When there were 2 competitors, GTM was simple. Build a good product. Do outbound. Get meetings. Close deals.
When there are 100 competitors, every step breaks:
- Discovery: You can't break through the noise
- Differentiation: Everyone has the same AI features
- Testing: Manual optimization doesn't scale
Andrew isn't building a company. He's being human middleware between his product and the market.
He's the discovery engine. He's the differentiation consultant. He's the testing platform.
Three years ago, fixing this meant hiring a sales team, a marketing team, a growth team. 15+ people. $2M+ in salary.
Today, 2-3 people can build software that does what Andrew's doing manually. AI handles the testing logic. Modern infrastructure makes it scalable. Integration platforms connect to every email tool.

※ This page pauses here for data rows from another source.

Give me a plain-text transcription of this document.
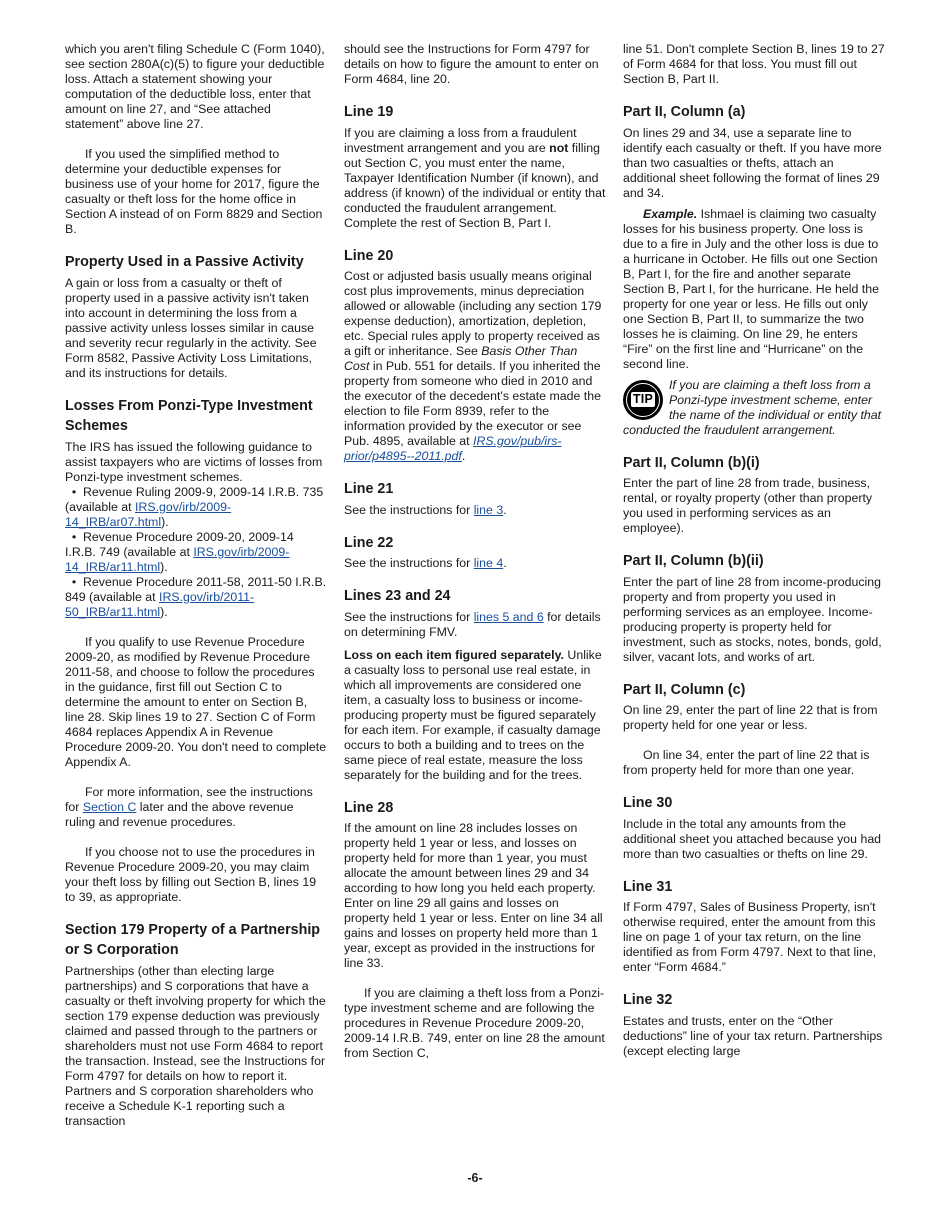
which you aren't filing Schedule C (Form 1040), see section 280A(c)(5) to figure your deductible loss. Attach a statement showing your computation of the deductible loss, enter that amount on line 27, and “See attached statement” above line 27.

If you used the simplified method to determine your deductible expenses for business use of your home for 2017, figure the casualty or theft loss for the home office in Section A instead of on Form 8829 and Section B.

Property Used in a Passive Activity

A gain or loss from a casualty or theft of property used in a passive activity isn't taken into account in determining the loss from a passive activity unless losses similar in cause and severity recur regularly in the activity. See Form 8582, Passive Activity Loss Limitations, and its instructions for details.

Losses From Ponzi-Type Investment Schemes

The IRS has issued the following guidance to assist taxpayers who are victims of losses from Ponzi-type investment schemes.

• Revenue Ruling 2009-9, 2009-14 I.R.B. 735 (available at IRS.gov/irb/2009-14_IRB/ar07.html).
• Revenue Procedure 2009-20, 2009-14 I.R.B. 749 (available at IRS.gov/irb/2009-14_IRB/ar11.html).
• Revenue Procedure 2011-58, 2011-50 I.R.B. 849 (available at IRS.gov/irb/2011-50_IRB/ar11.html).

If you qualify to use Revenue Procedure 2009-20, as modified by Revenue Procedure 2011-58, and choose to follow the procedures in the guidance, first fill out Section C to determine the amount to enter on Section B, line 28. Skip lines 19 to 27. Section C of Form 4684 replaces Appendix A in Revenue Procedure 2009-20. You don't need to complete Appendix A.

For more information, see the instructions for Section C later and the above revenue ruling and revenue procedures.

If you choose not to use the procedures in Revenue Procedure 2009-20, you may claim your theft loss by filling out Section B, lines 19 to 39, as appropriate.

Section 179 Property of a Partnership or S Corporation

Partnerships (other than electing large partnerships) and S corporations that have a casualty or theft involving property for which the section 179 expense deduction was previously claimed and passed through to the partners or shareholders must not use Form 4684 to report the transaction. Instead, see the Instructions for Form 4797 for details on how to report it. Partners and S corporation shareholders who receive a Schedule K-1 reporting such a transaction

should see the Instructions for Form 4797 for details on how to figure the amount to enter on Form 4684, line 20.

Line 19

If you are claiming a loss from a fraudulent investment arrangement and you are not filling out Section C, you must enter the name, Taxpayer Identification Number (if known), and address (if known) of the individual or entity that conducted the fraudulent arrangement. Complete the rest of Section B, Part I.

Line 20

Cost or adjusted basis usually means original cost plus improvements, minus depreciation allowed or allowable (including any section 179 expense deduction), amortization, depletion, etc. Special rules apply to property received as a gift or inheritance. See Basis Other Than Cost in Pub. 551 for details. If you inherited the property from someone who died in 2010 and the executor of the decedent's estate made the election to file Form 8939, refer to the information provided by the executor or see Pub. 4895, available at IRS.gov/pub/irs-prior/p4895--2011.pdf.

Line 21

See the instructions for line 3.

Line 22

See the instructions for line 4.

Lines 23 and 24

See the instructions for lines 5 and 6 for details on determining FMV.

Loss on each item figured separately. Unlike a casualty loss to personal use real estate, in which all improvements are considered one item, a casualty loss to business or income-producing property must be figured separately for each item. For example, if casualty damage occurs to both a building and to trees on the same piece of real estate, measure the loss separately for the building and for the trees.

Line 28

If the amount on line 28 includes losses on property held 1 year or less, and losses on property held for more than 1 year, you must allocate the amount between lines 29 and 34 according to how long you held each property. Enter on line 29 all gains and losses on property held 1 year or less. Enter on line 34 all gains and losses on property held more than 1 year, except as provided in the instructions for line 33.

If you are claiming a theft loss from a Ponzi-type investment scheme and are following the procedures in Revenue Procedure 2009-20, 2009-14 I.R.B. 749, enter on line 28 the amount from Section C,

line 51. Don't complete Section B, lines 19 to 27 of Form 4684 for that loss. You must fill out Section B, Part II.

Part II, Column (a)

On lines 29 and 34, use a separate line to identify each casualty or theft. If you have more than two casualties or thefts, attach an additional sheet following the format of lines 29 and 34.

Example. Ishmael is claiming two casualty losses for his business property. One loss is due to a fire in July and the other loss is due to a hurricane in October. He fills out one Section B, Part I, for the fire and another separate Section B, Part I, for the hurricane. He held the property for one year or less. He fills out only one Section B, Part II, to summarize the two losses he is claiming. On line 29, he enters “Fire” on the first line and “Hurricane” on the second line.

TIP
If you are claiming a theft loss from a Ponzi-type investment scheme, enter the name of the individual or entity that conducted the fraudulent arrangement.
Part II, Column (b)(i)

Enter the part of line 28 from trade, business, rental, or royalty property (other than property you used in performing services as an employee).

Part II, Column (b)(ii)

Enter the part of line 28 from income-producing property and from property you used in performing services as an employee. Income-producing property is property held for investment, such as stocks, notes, bonds, gold, silver, vacant lots, and works of art.

Part II, Column (c)

On line 29, enter the part of line 22 that is from property held for one year or less.

On line 34, enter the part of line 22 that is from property held for more than one year.

Line 30

Include in the total any amounts from the additional sheet you attached because you had more than two casualties or thefts on line 29.

Line 31

If Form 4797, Sales of Business Property, isn't otherwise required, enter the amount from this line on page 1 of your tax return, on the line identified as from Form 4797. Next to that line, enter “Form 4684.”

Line 32

Estates and trusts, enter on the “Other deductions” line of your tax return. Partnerships (except electing large

-6-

The technical constraint is gone.
But most builders would still build the wrong thing. They'd hear “10 hours on A/B testing” and build another email tool.
Wrong. The problem isn't sending emails. The problem is systematic optimization of GTM in a crowded market. Email is just one channel.
This is the builder opportunity: GTM breaking under its own complexity. Founders becoming manual testing labs. Expensive, chronic work that AI can now eliminate.
Andrew isn't unique. Every founder at his stage has the same problem. Sales ops, customer success, marketing - same pattern everywhere. The tools exist. But they don't help you actually optimize. Humans fill the gap.
Why Most Builders Miss It
Most builders never see this because they’re not talking to the right people.
They’re in builder communities. They read about other builders. They build for other builders.
The opportunities aren’t in builder land. They’re in operator land. In founder land.
When you talk to an operator for an hour and actually listen, you hear specific signals:
“I spend X hours a week on...” “The information exists, but...” “Everyone asks me the same question...” “New people take forever to learn...” “It’s in five different places...” “The tools don’t talk to each other...”
These phrases mean someone is being middleware between systems. That someone is expensive. That work doesn’t scale.
That’s your signal.
You’re not looking for “I wish I had a tool for X.”
You’re looking for “I spend my time doing work that shouldn’t require a human.”
That’s the difference between a feature request and a real opportunity.
Andrew literally said: “Someone should build this.” That’s not market research. That’s a founder telling you exactly what’s missing.
The builders who win won’t be the ones building faster. They’ll be the ones who know where to look.
What This Newsletter Is
Every week, we interview one operator. Founders, VPs, team leads. We ask them what’s hard about their job. Where time disappears. What creates friction. What they’ve tried to fix and why it didn’t work.
Then we publish what they told us. Not sanitized. Not polished. Just honest conversation about where work breaks down.
This week was Andrew Mewborn, Founder.
Next week will be someone else. Different function. Different company. Same underlying pattern: systems breaking under their own weight, humans becoming the glue.
Over 50 weeks, you’ll develop intuition for what expensive problems look like. Not just “here’s a problem” but “here’s how to recognize this category of problem across different contexts.”
That’s the skill that matters. Learning to see what’s worth building.
We’re also building a community where operators and builders can connect. Where builders learn how to have discovery conversations. Where operators find solutions to problems they’re living with.
The opportunity is massive. Most builders won’t see it because they’re not talking to the right people.
This newsletter is how you learn to see it.
Join Us
If you’re a builder:
Stop building demos. Stop chasing trends. Start talking to operators.
The builders who see this opportunity will own the next five years. The ones who don’t will keep building things nobody wants.
We’re interviewing operators every week. Join our community. Learn how to have these conversations yourself. Get direct access to people who know where systems are breaking.
If you’re an operator or founder:
What takes 3+ hours of your week that feels like it shouldn’t require a human? What have you tried to fix that didn’t work?
Reply with one sentence. We’ll follow up. If we interview you, we’ll feature your insights here. Anonymous if you prefer.
The builder opportunity is real. It’s happening now. Most people are missing it.
Don’t be one of them.
Next week: Vol 2, another operator, another function, another pattern.
Mike & Govind
P.S. What Andrew Actually Needs
From our conversation, here are the specific tools Andrew mentioned that don't exist yet:
- Proper A/B Testing for Cold Email: Not “A vs B versions” but systematic single-variable testing with thresholds and automatic progression. Test subject line → hook → body → CTA. One at a time.
- Discovery in Crowded Markets: When there are 100 competitors, how do buyers even find you? The existing tools (SEO, ads, outbound) all assume you can break through. They can't.
- Differentiation Frameworks: Not positioning docs. Actual software that helps you articulate why you're different when everyone has the same AI features.